Bay Area Rapid Transit System (BART), the first new US regional transit system since 1907, went into service three years behind schedule. Designed in 1965 by Carl Sundberg, R. Figgins and Montgomery Ferar of Sundberg-Ferar and Rohr Industries, it set a new typeform for modern mass transit.
The Boeing 747 "jumbo-jet" made its first public flight in 1969. It carried 342-490 passengers and was 231 feet long. Interiors were designed by Walter Dorwin Teague Associates (WDTA). It went into transatlantic service in early 1970 for Pan American Airlines.
Amana Refrigeration, a subsidiary of Raytheon Manufacturing Company, in 1967 introduced this first compact microwave oven, called the Radarange. It was a 115 V countertop model, retailing for $495, and cooked hamburgers in 35 seconds. The compact size was made possible by a small, efficient electron tube, developed in 1964 by the Japanese, which replaced older, bulkier tubes called magnetrons.
In 1963, Kodak introduced its Instamatic 100 camera designed by Frank A. Zagara of Kodak staff. It could be loaded with film cartridges ready to shoot.

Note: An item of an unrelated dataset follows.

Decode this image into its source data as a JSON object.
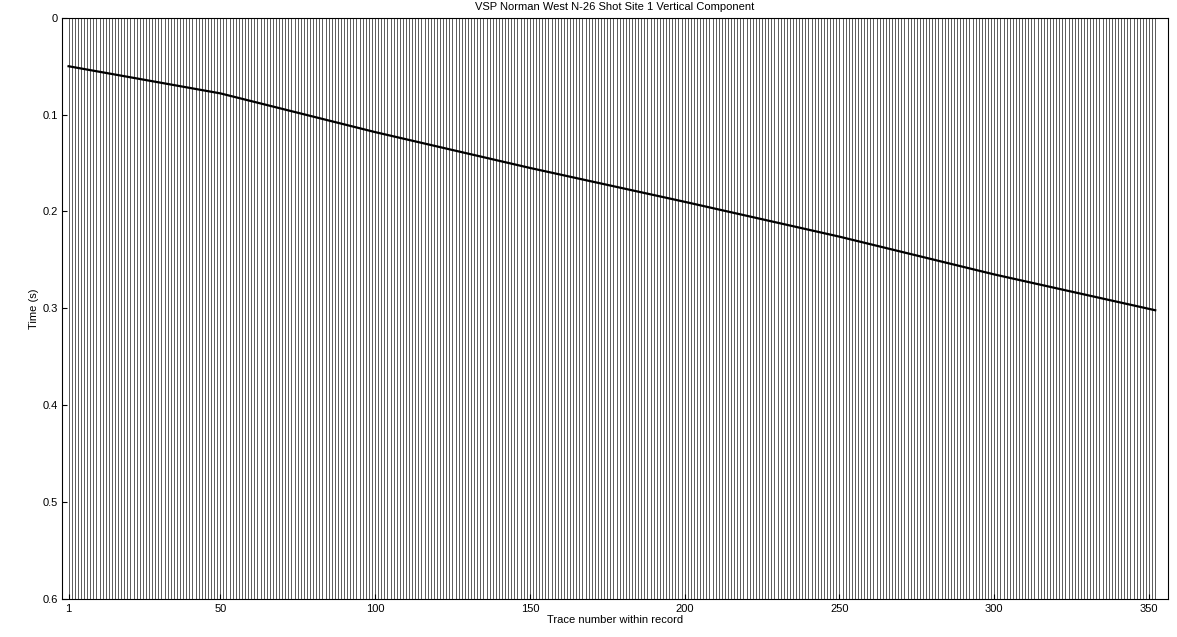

Price was $15.95. The Instamatic won a Certificate of Design Merit from the Industrial Designers Institute, and was produced until 1966.
With the company on its last legs in 1961, new Studebaker president Sherwood H. Egbert called on Raymond Loewy (1893-1986) in desperation to design an innovative sports car.
Loewy had worked with Studebaker since 1936, designing, with Virgil Exner (1909-1973) and Clair Hodgeman (1911-1992), the lightweight 1939 Champion, the highly successful 1947 postwar models (with Exner), and, with Robert E. Bourke (1916-1996), the acclaimed 1953 hard-top Starliner and Starlight coupes.
Chevrolet's new compact car, the Corvair, designed by Ron Hill and GM Styling Staff, entered the market in 1960, and received a coveted annual design award from the Industrial Designers Institute (IDI). To most designers, it was a welcome innovative design response to compact European imports, and hailed as a pointed departure from the tail fin and chrome excesses that dominated the previous decade in Detroit (see 1957 Chrysler "Forward Look").
The first automatic office copier to make copies on plain paper, the 914, is introduced by Haloid Xerox. A floor-mounted device, it was designed by James G. Balmer of Armstrong-Balmer & Associates, in collaboration with Don Shepardson, John Rutkus and Hal Bogdenoff of Xerox, who had developed an engineering prototype.